Court Grants Summary Judgment To Recipient Of Alleged Fraudulent Transfer On "Settlement Payment" Defense Of 11 U.S.C. § 546(e)

Official Comm. of Unsecured Creditors of the IT Group, Inc. v. Acres of Diamonds, L.P. (In re the IT Group, Inc.), 359 B.R. 97 (Bankr. D. Del. 2006) (Judge Mary F. Walrath)

Within a year prior to the petition date of the IT Group, Inc. debtors, defendant Acres of Diamonds L.P. sold to Organic Waste Technologies, Inc. five shares of the common stock of Keystone Recovery, Inc. Organic Waste paid for the shares by making a wire transfer of $575,000 from debtor IT Corporation’s Citibank account. Prior to confirmation of the debtors’ Chapter 11 plan, the debtors commenced a preference action against Acres, seeking to avoid and recover the $575,000 payment. The complaint was thereafter amended to add a fraudulent transfer cause of action, and amended again to drop the preference claim. 

The court granted Acres’ motion for summary judgment, finding that the transfer was a payment for securities, made by a financial institution, and therefore excepted from avoidance under section 546(e) of the Bankruptcy Code.

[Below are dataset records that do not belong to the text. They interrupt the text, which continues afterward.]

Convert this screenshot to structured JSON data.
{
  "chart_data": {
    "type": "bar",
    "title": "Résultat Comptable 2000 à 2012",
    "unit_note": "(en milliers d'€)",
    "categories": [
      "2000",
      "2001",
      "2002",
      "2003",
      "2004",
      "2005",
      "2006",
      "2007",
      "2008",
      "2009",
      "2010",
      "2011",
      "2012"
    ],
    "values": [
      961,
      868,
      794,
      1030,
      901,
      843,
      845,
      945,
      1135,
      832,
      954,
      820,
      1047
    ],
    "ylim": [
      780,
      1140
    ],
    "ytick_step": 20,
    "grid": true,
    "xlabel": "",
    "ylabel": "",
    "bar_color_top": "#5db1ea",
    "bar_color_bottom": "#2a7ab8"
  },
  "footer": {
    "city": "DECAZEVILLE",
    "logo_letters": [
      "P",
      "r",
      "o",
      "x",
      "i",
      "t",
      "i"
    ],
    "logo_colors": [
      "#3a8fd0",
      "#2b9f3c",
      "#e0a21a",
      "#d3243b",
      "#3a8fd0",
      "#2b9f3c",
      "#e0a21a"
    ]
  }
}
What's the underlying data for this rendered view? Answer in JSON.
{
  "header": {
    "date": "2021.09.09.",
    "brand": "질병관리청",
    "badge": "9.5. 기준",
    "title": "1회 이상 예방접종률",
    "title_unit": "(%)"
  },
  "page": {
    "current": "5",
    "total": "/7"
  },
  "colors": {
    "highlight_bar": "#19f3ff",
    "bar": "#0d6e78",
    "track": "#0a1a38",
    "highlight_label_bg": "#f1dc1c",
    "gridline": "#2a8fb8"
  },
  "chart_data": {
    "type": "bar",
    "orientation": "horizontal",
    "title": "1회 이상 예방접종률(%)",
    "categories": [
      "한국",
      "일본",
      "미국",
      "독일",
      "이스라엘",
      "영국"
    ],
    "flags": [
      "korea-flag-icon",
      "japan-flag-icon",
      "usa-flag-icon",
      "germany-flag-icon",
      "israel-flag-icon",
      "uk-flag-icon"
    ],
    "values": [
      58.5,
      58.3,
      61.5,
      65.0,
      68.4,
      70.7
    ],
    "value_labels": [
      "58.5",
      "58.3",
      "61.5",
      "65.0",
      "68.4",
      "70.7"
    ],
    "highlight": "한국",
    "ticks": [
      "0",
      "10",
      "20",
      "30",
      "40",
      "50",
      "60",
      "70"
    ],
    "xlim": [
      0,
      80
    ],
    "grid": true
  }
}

Section 546(e) of the Bankruptcy Code operates as a defense to avoidance actions brought under the Bankruptcy Code. Under section 546(e), a transfer cannot be avoided if, in relevant part, it was made through a financial institution as a “settlement payment” for the purchase of securities. Acres argued that the transfer could not be recovered because there was a sale of securities for which payment was made through Citibank, a financial institution. This argument was supported by Third Circuit precedent in In re Resorts Int’l, Inc., which broadly interpreted section 546(e) to include any transfer of cash or securities through a financial institution to complete a securities transaction.

The plaintiff argued that the court should consider Congressional intent and find that the section 546(e) defense was inapplicable because the sale did not involve a public stock market, a clearing or settlement agency or another intermediary that obtained only a beneficial interest in the stock during the settlement process. In support of this argument, the plaintiff referred to a number of cases from outside the Third Circuit.

The court noted that the Third Circuit has found the term “settlement payment” to apply broadly to any transfer of stock or cash to pay for stock. In the Resorts case, the Third Circuit found it irrelevant (i) that there was no clearing agency involved in the transaction there, and (ii) that the stock was sold privately, rather than on the stock market. Accordingly, there was no reason to find Resorts inapplicable to the present case. Moreover, Resorts is binding precedent in the Third Circuit. As the parties acknowledged that payment for the stock had been made by wire transfer from Citibank, the court found there was no material fact in dispute, and granted summary judgment in favor of Acres.